Gregory Dresser, the commission director and chief counsel, did not return messages left Thursday afternoon.
Lawmakers asked for the audit, which would be the agency’s first by the state auditor in 58 years, amid complaints from family law litigants that the commission is too lenient toward wayward judges and criticism from judges that the discipline process is unfair.
Commission executives have said that while they’re willing to share administrative and budgetary documents with state Auditor Elaine Howle, California’s constitution bars them from disclosing certain records about investigations into potential misconduct by judges. Howle disagrees and has vowed that her staff will keep any legally protected documents confidential.
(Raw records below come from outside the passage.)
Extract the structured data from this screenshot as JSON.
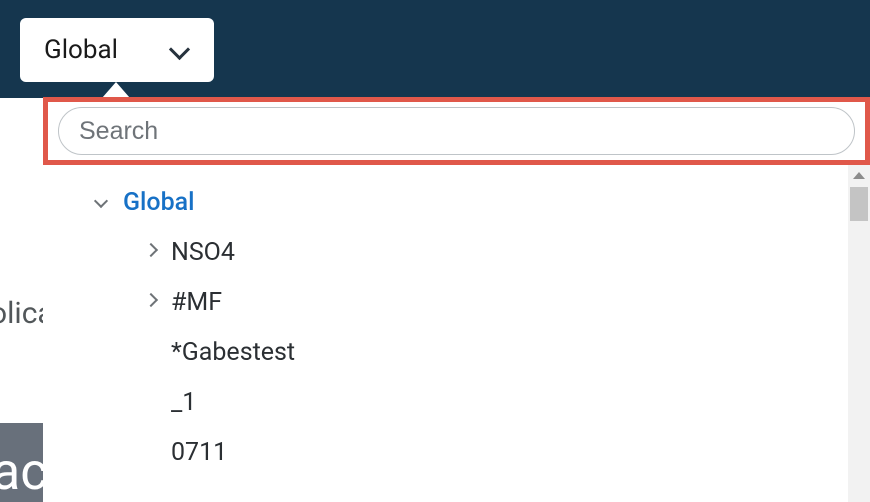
{
  "selector": {
    "current_label": "Global"
  },
  "search": {
    "placeholder": "Search",
    "value": ""
  },
  "background": {
    "left_fragment": "olica",
    "band_fragment": "ac"
  },
  "tree": {
    "root": {
      "label": "Global",
      "expanded": true,
      "children": [
        {
          "label": "NSO4",
          "expandable": true,
          "expanded": false
        },
        {
          "label": "#MF",
          "expandable": true,
          "expanded": false
        },
        {
          "label": "*Gabestest",
          "expandable": false,
          "expanded": false
        },
        {
          "label": "_1",
          "expandable": false,
          "expanded": false
        },
        {
          "label": "0711",
          "expandable": false,
          "expanded": false
        }
      ]
    }
  },
  "colors": {
    "topbar_bg": "#15364e",
    "highlight_border": "#e0584a",
    "link_blue": "#1771c6",
    "band_bg": "#68707b"
  }
}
The commission sued and in December a San Francisco Superior Court judge sided with the commission, which is represented by Kerr & Wagstaffe in San Francisco. An appeal is currently pending in the First District appellate court.
An Assembly budget committee last month pressed the commission to negotiate a compromise with the auditor’s office and end the litigation. That panel did not, however, recommend cutting the commission budget. The different tacks by the two legislative houses means the budget issue will probably be settled by a joint committee this summer.
Kathleen Russell, executive director for the audit-seeking Center for Judicial Excellence, praised the Senate committee vote.
“We think the CJP should be defunded until it drops its obstructive lawsuit against the auditor, but this move at least ensures a negotiation on the CJP Budget in conference,” she said.